Going Beyond Checklists: ECOA Adverse Action Notices in the Age of AI
The Equal Credit Opportunity Act (ECOA) and rules under Regulation B require lenders to notify consumers when adverse actions are taken on their credit applications or accounts. While Regulation B provides model forms for compliance, they aren’t a one-size-fits-all solution for compliance.
Recent guidance from the Consumer Financial Protection Bureau (CFPB)[1] emphasizes the need to specify the actual principal reason(s) for adverse actions, especially in the era of AI and complex credit models used in underwriting. Lenders using advanced technology must ensure that the disclosed reasons align with their actual decision factors even when the deciding factor may be unusual or unexpected.
The CFPB guidance includes an example where an applicant’s choice of profession, not income, is the principal factor in a lender’s decision. In this case, the applicant’s choice of profession should be explicitly stated as the reason for the adverse action as opposed to selecting “income insufficient . . . ” in the model form even though the applicant’s choice of profession may be related to income.
While Regulation B’s model forms are useful, they may not always provide for precise disclosure of adverse action reasons. Lenders, especially those employing AI and other advanced technology, should review their adverse action notification processes to make sure they align stated reasons with actual decision factors.

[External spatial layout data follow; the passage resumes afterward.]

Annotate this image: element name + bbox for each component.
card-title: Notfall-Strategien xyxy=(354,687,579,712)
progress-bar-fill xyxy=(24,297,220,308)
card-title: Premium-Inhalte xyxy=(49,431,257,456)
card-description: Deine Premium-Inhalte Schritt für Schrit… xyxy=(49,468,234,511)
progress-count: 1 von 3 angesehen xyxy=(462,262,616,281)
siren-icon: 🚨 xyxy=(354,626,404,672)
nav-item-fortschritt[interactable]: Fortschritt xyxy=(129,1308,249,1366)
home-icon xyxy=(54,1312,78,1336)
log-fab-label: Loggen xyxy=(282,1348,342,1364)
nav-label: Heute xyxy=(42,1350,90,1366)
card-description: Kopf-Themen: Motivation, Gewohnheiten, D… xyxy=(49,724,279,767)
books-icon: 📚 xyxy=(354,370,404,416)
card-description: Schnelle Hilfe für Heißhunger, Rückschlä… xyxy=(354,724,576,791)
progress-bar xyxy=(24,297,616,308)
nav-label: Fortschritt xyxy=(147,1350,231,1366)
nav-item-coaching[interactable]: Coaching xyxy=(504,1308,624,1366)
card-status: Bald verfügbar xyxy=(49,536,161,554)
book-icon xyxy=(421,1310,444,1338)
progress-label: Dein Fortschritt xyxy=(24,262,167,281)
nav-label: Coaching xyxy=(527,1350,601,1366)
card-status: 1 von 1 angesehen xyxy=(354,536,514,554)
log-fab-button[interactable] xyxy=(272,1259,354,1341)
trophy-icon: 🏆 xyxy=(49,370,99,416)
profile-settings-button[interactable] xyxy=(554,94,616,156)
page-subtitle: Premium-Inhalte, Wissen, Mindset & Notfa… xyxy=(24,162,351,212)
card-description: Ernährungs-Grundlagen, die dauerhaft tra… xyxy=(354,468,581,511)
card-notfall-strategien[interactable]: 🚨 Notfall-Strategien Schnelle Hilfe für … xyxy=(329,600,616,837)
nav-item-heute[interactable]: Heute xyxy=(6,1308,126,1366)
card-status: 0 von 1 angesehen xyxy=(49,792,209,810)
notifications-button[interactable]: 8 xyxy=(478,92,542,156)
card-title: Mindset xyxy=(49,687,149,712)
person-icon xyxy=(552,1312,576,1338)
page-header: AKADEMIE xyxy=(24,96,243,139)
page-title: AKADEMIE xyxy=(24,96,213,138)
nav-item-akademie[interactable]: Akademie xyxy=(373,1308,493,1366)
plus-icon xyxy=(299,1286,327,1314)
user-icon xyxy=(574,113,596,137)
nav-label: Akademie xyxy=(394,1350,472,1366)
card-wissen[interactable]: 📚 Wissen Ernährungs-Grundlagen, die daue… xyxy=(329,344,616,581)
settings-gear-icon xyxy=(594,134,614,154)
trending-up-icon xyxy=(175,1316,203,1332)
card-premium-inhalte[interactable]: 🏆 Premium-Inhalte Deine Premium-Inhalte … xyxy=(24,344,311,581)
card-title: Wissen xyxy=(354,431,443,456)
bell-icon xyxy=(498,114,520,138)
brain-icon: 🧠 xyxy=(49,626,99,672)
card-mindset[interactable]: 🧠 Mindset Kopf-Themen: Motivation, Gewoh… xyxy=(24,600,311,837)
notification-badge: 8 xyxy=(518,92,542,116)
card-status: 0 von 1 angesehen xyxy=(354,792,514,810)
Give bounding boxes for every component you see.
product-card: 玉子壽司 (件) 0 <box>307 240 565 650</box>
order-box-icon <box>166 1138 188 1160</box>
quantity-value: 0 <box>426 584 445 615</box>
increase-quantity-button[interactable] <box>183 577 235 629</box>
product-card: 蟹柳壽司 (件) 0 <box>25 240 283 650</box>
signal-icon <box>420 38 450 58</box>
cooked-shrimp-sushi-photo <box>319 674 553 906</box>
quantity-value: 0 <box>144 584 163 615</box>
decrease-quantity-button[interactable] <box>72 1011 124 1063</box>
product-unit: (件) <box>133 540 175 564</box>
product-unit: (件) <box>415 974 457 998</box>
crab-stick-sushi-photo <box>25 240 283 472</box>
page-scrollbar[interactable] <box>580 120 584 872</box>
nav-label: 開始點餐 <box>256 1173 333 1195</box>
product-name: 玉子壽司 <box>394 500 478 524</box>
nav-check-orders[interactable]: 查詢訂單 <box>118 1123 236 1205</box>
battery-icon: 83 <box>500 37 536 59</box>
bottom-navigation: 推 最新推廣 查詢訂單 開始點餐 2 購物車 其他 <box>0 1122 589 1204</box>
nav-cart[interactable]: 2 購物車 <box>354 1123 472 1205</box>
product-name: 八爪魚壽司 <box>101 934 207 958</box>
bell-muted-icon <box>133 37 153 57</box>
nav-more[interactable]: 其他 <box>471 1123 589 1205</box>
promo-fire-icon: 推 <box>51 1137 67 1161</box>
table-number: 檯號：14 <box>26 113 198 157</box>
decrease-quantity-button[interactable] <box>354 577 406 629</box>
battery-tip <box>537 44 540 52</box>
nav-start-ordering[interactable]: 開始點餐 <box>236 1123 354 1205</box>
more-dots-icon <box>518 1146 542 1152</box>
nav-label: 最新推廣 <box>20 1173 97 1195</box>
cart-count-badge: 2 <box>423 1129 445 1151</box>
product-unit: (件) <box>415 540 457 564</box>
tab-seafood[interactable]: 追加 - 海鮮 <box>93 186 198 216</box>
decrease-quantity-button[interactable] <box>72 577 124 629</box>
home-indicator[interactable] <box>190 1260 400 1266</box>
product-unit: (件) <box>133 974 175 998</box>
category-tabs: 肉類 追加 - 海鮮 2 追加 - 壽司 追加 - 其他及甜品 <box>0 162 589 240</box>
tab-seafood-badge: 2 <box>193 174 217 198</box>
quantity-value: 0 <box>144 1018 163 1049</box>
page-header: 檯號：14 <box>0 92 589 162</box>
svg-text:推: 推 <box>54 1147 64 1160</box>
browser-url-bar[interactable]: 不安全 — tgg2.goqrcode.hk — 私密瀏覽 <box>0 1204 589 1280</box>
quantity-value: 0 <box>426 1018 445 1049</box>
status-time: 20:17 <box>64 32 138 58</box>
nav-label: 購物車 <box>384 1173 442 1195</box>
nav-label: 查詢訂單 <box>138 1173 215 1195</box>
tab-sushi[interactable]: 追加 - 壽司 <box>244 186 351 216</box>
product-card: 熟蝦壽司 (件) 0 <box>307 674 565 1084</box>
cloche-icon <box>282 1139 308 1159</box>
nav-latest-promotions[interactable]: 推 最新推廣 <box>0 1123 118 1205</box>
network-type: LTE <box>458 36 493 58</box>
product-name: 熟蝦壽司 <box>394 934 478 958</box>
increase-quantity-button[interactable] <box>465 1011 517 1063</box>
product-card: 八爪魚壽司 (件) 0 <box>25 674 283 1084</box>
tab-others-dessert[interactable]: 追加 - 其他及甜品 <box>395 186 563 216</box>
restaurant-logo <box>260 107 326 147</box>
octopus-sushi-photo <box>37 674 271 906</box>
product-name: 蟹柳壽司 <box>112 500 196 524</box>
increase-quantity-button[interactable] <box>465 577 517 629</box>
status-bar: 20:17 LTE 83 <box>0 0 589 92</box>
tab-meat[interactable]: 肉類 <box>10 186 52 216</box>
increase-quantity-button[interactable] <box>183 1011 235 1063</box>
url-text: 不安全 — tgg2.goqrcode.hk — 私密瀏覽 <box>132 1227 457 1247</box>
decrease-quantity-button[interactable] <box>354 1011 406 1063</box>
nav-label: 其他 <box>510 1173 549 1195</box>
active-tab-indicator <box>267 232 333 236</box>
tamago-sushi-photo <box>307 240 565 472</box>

The information contained herein is provided for general informational purposes only and may not reflect the current law in your jurisdiction. No information contained in this blog should be construed as legal advice from Shumaker Williams P.C. or the individual author, nor is it intended to be a substitute for legal counsel on any subject matter. This blog is current as of the date of original publication.
[1] CFPB, Consumer Financial Protection Circular 2023-03 (September 19, 2023).